È importante precisare che ora presidente del Consorzio Tutela Vini Montefalco è Giampaolo Tabarrini dell’omonima cantina.

Il Trebbiano Spoletino tra riscoperta e rinascita
Giampaolo Tabarrini

“La mia idea di presidenza del Consorzio Tutela Vini Montefalco è basata sulla piena condivisione – afferma Giampaolo -. Ritengo fondamentale che le responsabilità e le scelte siano condotte in maniera corale e plurale ed è seguendo questo approccio che struttureremo a partire da subito il Consorzio nell’assegnazione dei ruoli e dei compiti.
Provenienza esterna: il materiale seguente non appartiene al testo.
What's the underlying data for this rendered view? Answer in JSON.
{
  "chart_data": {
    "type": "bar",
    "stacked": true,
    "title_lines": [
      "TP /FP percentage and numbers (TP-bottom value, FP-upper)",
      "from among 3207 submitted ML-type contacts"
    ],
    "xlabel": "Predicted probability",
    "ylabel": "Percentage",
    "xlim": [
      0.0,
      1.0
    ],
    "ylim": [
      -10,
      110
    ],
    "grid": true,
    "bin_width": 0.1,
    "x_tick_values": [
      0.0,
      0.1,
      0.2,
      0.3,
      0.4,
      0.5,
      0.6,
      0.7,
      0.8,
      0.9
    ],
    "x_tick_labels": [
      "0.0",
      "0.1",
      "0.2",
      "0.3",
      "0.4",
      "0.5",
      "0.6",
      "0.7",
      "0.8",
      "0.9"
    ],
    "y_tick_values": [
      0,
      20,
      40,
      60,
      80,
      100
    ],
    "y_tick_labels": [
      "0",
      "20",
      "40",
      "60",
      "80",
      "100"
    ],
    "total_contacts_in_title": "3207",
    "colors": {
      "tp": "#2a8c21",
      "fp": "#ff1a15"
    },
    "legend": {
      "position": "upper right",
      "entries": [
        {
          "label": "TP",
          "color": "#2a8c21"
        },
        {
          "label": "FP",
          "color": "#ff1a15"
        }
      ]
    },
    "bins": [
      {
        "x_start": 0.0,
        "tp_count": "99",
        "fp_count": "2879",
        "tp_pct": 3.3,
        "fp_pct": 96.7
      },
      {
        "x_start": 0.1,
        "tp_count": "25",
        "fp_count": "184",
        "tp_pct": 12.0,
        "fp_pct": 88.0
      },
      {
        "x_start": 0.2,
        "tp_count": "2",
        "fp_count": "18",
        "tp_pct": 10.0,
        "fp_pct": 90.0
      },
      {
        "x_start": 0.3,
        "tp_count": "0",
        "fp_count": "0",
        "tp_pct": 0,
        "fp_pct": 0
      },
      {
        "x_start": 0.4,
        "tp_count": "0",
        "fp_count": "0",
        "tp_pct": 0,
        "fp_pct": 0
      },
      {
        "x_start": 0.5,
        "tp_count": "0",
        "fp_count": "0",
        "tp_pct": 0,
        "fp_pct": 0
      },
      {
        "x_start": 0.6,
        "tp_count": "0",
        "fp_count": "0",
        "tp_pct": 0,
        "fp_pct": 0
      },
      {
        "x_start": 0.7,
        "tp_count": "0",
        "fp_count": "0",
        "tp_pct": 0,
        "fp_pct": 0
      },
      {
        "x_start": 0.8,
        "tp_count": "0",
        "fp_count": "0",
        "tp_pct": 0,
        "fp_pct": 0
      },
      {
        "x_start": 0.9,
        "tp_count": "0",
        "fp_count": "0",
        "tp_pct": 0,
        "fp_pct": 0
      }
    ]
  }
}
Una delle idee che seguirò dall’inizio sarà quella di aprire il Consorzio quanto più è possibile all’esterno, in particolare a tutte le realtà produttive che lo compongono e che ne fanno parte, prevedendo una modalità itinerante di svolgimento delle riunioni dei consigli di amministrazione, che si terranno fuori dalle sale della nostra sede e che dovranno essere ospitate presso le cantine. Al presidente uscente, Filippo Antonelli, e al Cda uscente va il mio ringraziamento per il lavoro svolto finora. Ora lavoreremo per lanciare un segnale di apertura e di rinnovamento, ma anche per favorire il coinvolgimento concreto e diretto delle aziende che potranno così sentirsi maggiormente parte di un ente che nasce con l’obiettivo di valorizzare, promuovere e tutelare le nostre eccellenze territoriali legate alla vitivinicoltura. La mia idea, perciò, è quella di introdurre elementi di rinnovamento nella gestione del Consorzio. È l’epoca che viviamo, quella della ripartenza, che ci impone il cambiamento e non possiamo far altro che lavorare a questo con dedizione e impegno, con quella laboriosità e quella semplicità per le quali la terra umbra è nota e apprezzata in Italia e nel mondo”.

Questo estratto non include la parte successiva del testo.